Two principal landowners in the area held parcels of land as a direct tenancy from King William the Conqueror in right of “Knight’s services, this being the provision of a contingent of armed soldiers when required by the King.
These two chief tenants were Roger Bigot and Godric the Steward.

The next tenant in the hierarchy under Roger Bigot was Robert of Vaux. In turn Robert of Vaux was Sweetman. It seems probable that Sweetman was an Anglo-Saxon and not a Norman since he is recorded in the Domesday Book as having held land in Ascebei before the Norman Conquest. Under Sweetman there were “10 freemen … at 30 acres. Always 1 plough; meadow, 2 acres”. Sweetman’s holding also included “7 halves-a-freeman, at 27 acres. Always 1 plough.”
In the other part of Ascebei, the immediate tenant under Godric the Steward was Ralph. Under Ralph there were “6 whole freemen and 6 halves under the patronage of Aslac and Leofric, at 20 acres of land. Always 11/2 ploughs.” Godric’s land also included parcels mainly in Claxton “under the patronage of Edwin” which also brought in a further “freeman and a half, 5 acres” in Ascebei.


VILLAGE SIGN
Commissioned by Ashby St Mary Parish Council to celebrate the millennium, the village sign was unveiled during 2000. Its entire nurture to life and manufacture was fittingly provided by residents of the parish.
The particular design of the sign was arrived at in the knowledge that history records a link between the windmill, the Lady and the geese depicted on it, to Ashby St Mary.
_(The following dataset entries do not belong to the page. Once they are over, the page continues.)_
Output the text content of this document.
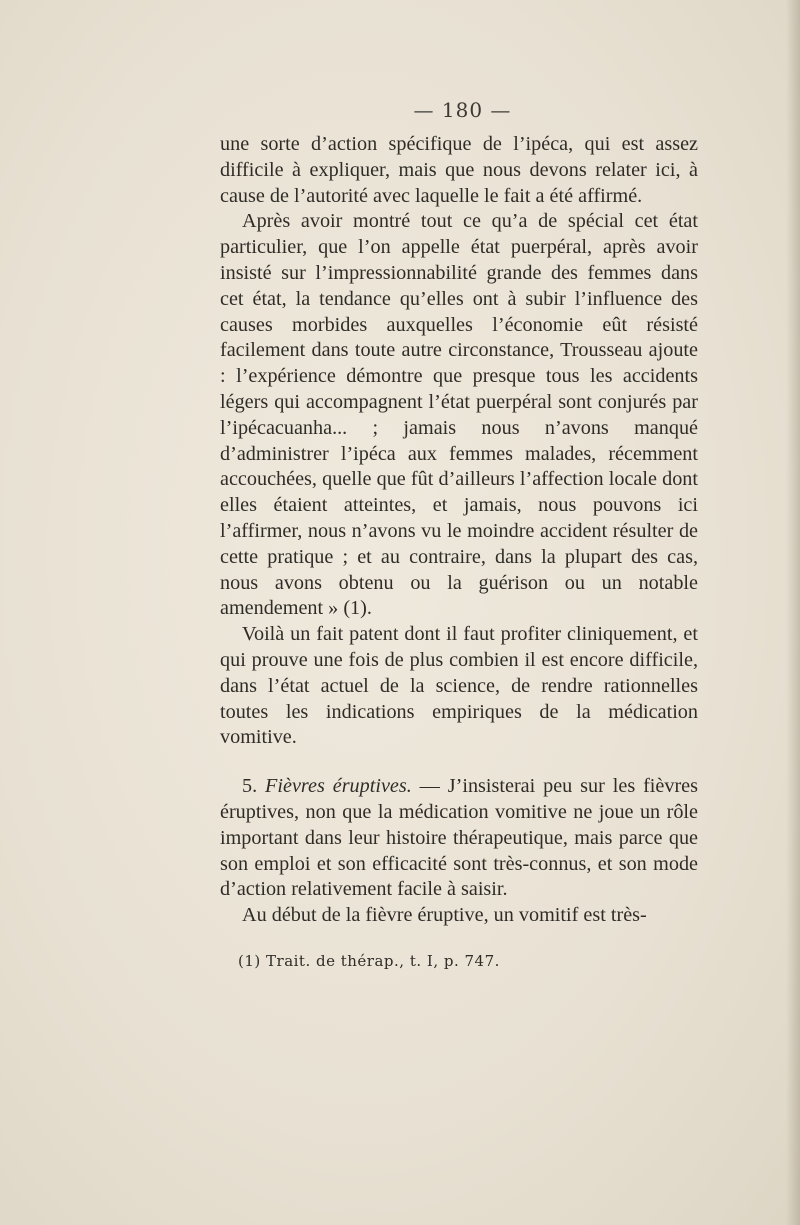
— 180 —

une sorte d’action spécifique de l’ipéca, qui est assez difficile à expliquer, mais que nous devons relater ici, à cause de l’autorité avec laquelle le fait a été affirmé.

Après avoir montré tout ce qu’a de spécial cet état particulier, que l’on appelle état puerpéral, après avoir insisté sur l’impressionnabilité grande des femmes dans cet état, la tendance qu’elles ont à subir l’influence des causes morbides auxquelles l’économie eût résisté facilement dans toute autre circonstance, Trousseau ajoute : l’expérience démontre que presque tous les accidents légers qui accompagnent l’état puerpéral sont conjurés par l’ipécacuanha... ; jamais nous n’avons manqué d’administrer l’ipéca aux femmes malades, récemment accouchées, quelle que fût d’ailleurs l’affection locale dont elles étaient atteintes, et jamais, nous pouvons ici l’affirmer, nous n’avons vu le moindre accident résulter de cette pratique ; et au contraire, dans la plupart des cas, nous avons obtenu ou la guérison ou un notable amendement » (1).

Voilà un fait patent dont il faut profiter cliniquement, et qui prouve une fois de plus combien il est encore difficile, dans l’état actuel de la science, de rendre rationnelles toutes les indications empiriques de la médication vomitive.

5. Fièvres éruptives. — J’insisterai peu sur les fièvres éruptives, non que la médication vomitive ne joue un rôle important dans leur histoire thérapeutique, mais parce que son emploi et son efficacité sont très-connus, et son mode d’action relativement facile à saisir.

Au début de la fièvre éruptive, un vomitif est très-

(1) Trait. de thérap., t. I, p. 747.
It has been established that it was the practice in the 18th and 19th centuries to walk geese which had been bred in Norfolk to London in readiness for the Michaelmas trade.
For protection their feet were bound with webbing and covered in tar. This journey took some 10 to 14 days and they were fed en route by grazing the corn stubbles. A carving of a Lady with geese is to be found on a tombstone situated in Ashby churchyard. Pictures of it have been published in many books and magazines.
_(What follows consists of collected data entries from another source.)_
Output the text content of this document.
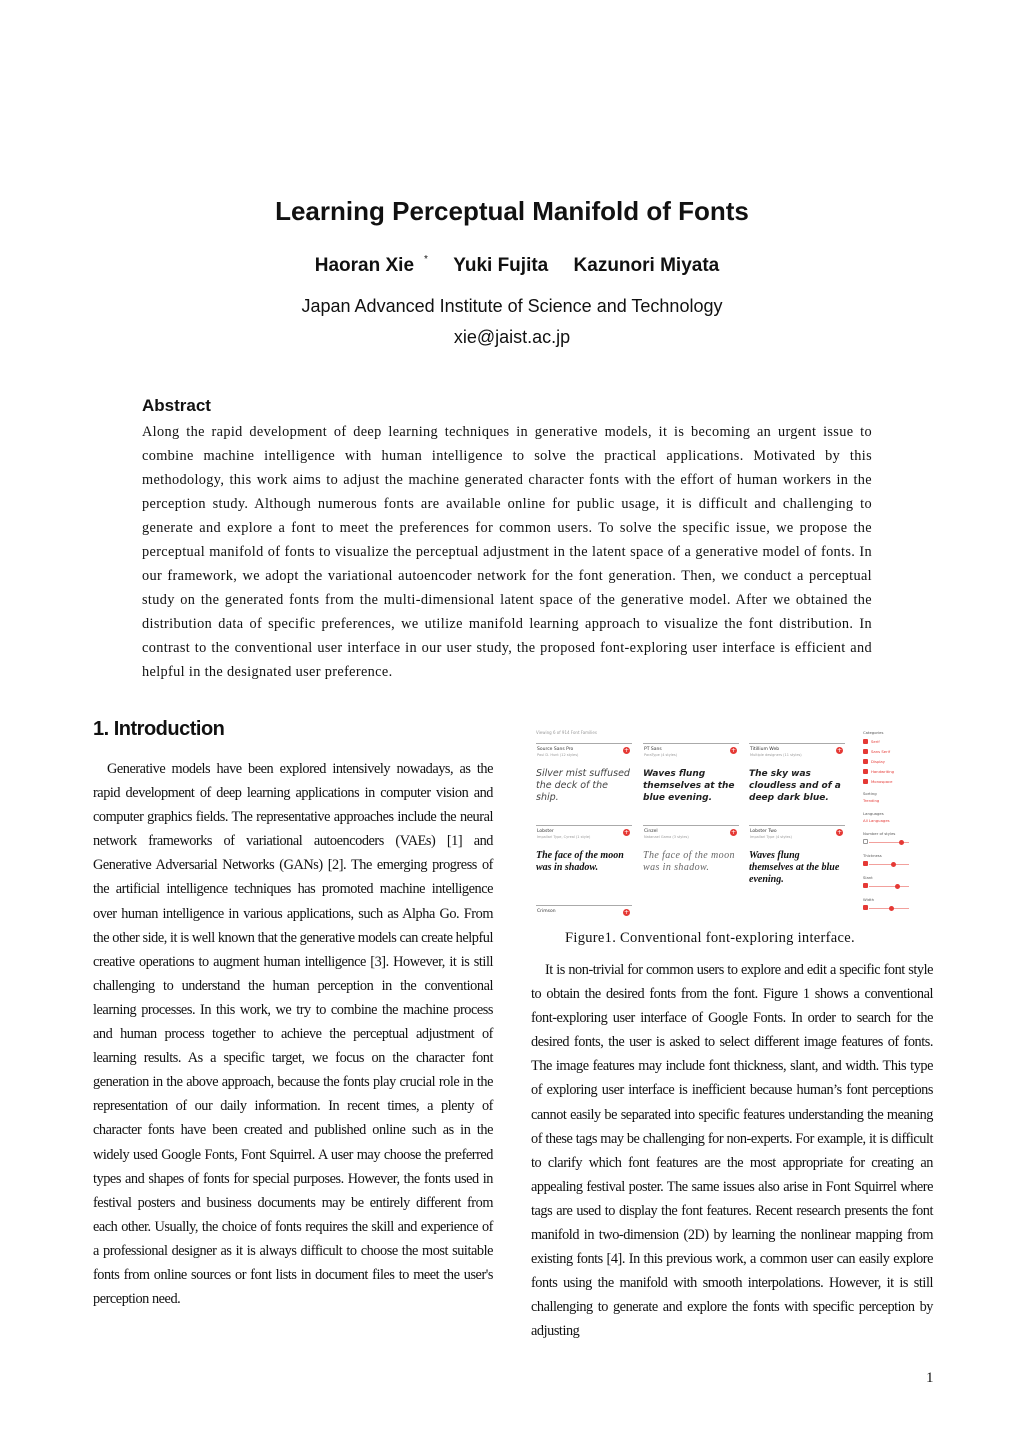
Learning Perceptual Manifold of Fonts
Haoran Xie * Yuki Fujita Kazunori Miyata
Japan Advanced Institute of Science and Technology
xie@jaist.ac.jp
Abstract
Along the rapid development of deep learning techniques in generative models, it is becoming an urgent issue to combine machine intelligence with human intelligence to solve the practical applications. Motivated by this methodology, this work aims to adjust the machine generated character fonts with the effort of human workers in the perception study. Although numerous fonts are available online for public usage, it is difficult and challenging to generate and explore a font to meet the preferences for common users. To solve the specific issue, we propose the perceptual manifold of fonts to visualize the perceptual adjustment in the latent space of a generative model of fonts. In our framework, we adopt the variational autoencoder network for the font generation. Then, we conduct a perceptual study on the generated fonts from the multi-dimensional latent space of the generative model. After we obtained the distribution data of specific preferences, we utilize manifold learning approach to visualize the font distribution. In contrast to the conventional user interface in our user study, the proposed font-exploring user interface is efficient and helpful in the designated user preference.
1. Introduction
Generative models have been explored intensively nowadays, as the rapid development of deep learning applications in computer vision and computer graphics fields. The representative approaches include the neural network frameworks of variational autoencoders (VAEs) [1] and Generative Adversarial Networks (GANs) [2]. The emerging progress of the artificial intelligence techniques has promoted machine intelligence over human intelligence in various applications, such as Alpha Go. From the other side, it is well known that the generative models can create helpful creative operations to augment human intelligence [3]. However, it is still challenging to understand the human perception in the conventional learning processes. In this work, we try to combine the machine process and human process together to achieve the perceptual adjustment of learning results. As a specific target, we focus on the character font generation in the above approach, because the fonts play crucial role in the representation of our daily information. In recent times, a plenty of character fonts have been created and published online such as in the widely used Google Fonts, Font Squirrel. A user may choose the preferred types and shapes of fonts for special purposes. However, the fonts used in festival posters and business documents may be entirely different from each other. Usually, the choice of fonts requires the skill and experience of a professional designer as it is always difficult to choose the most suitable fonts from online sources or font lists in document files to meet the user's perception need.
Viewing 6 of 914 Font Families
Source Sans Pro
Paul D. Hunt (12 styles)
+
Silver mist suffused the deck of the ship.
PT Sans
ParaType (4 styles)
+
Waves flung themselves at the blue evening.
Titillium Web
Multiple designers (11 styles)
+
The sky was cloudless and of a deep dark blue.
Lobster
Impallari Type, Cyreal (1 style)
+
The face of the moon was in shadow.
Cinzel
Natanael Gama (3 styles)
+
The face of the moon was in shadow.
Lobster Two
Impallari Type (4 styles)
+
Waves flung themselves at the blue evening.
Crimson	+
Categories
Serif
Sans Serif
Display
Handwriting
Monospace
Sorting
Trending
Languages
All Languages
Number of styles
Thickness
Slant
Width
Figure1. Conventional font-exploring interface.
It is non-trivial for common users to explore and edit a specific font style to obtain the desired fonts from the font. Figure 1 shows a conventional font-exploring user interface of Google Fonts. In order to search for the desired fonts, the user is asked to select different image features of fonts. The image features may include font thickness, slant, and width. This type of exploring user interface is inefficient because human’s font perceptions cannot easily be separated into specific features understanding the meaning of these tags may be challenging for non-experts. For example, it is difficult to clarify which font features are the most appropriate for creating an appealing festival poster. The same issues also arise in Font Squirrel where tags are used to display the font features. Recent research presents the font manifold in two-dimension (2D) by learning the nonlinear mapping from existing fonts [4]. In this previous work, a common user can easily explore fonts using the manifold with smooth interpolations. However, it is still challenging to generate and explore the fonts with specific perception by adjusting
1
Until the 1st World War, a windmill used to stand opposite the present site of the Ashby St Mary village sign. Information taken from Whites and Kelly’s Directory of Norfolk indicates the Mill was owned by William Young in 1845, by John Rushmore in 1864, by Daniel Burroughs in 1883, by Frederick George Chapman in 1901 and by Albert Arthur Culling in 1916. It is understood that a parishioner’s father, born in 1902, recalled that on a journey from Thurton School to his home in Sandy Lane, witnessed the Mill being pulled down by a traction engine, which also places the existence of the Mill up to 1916 or beyond.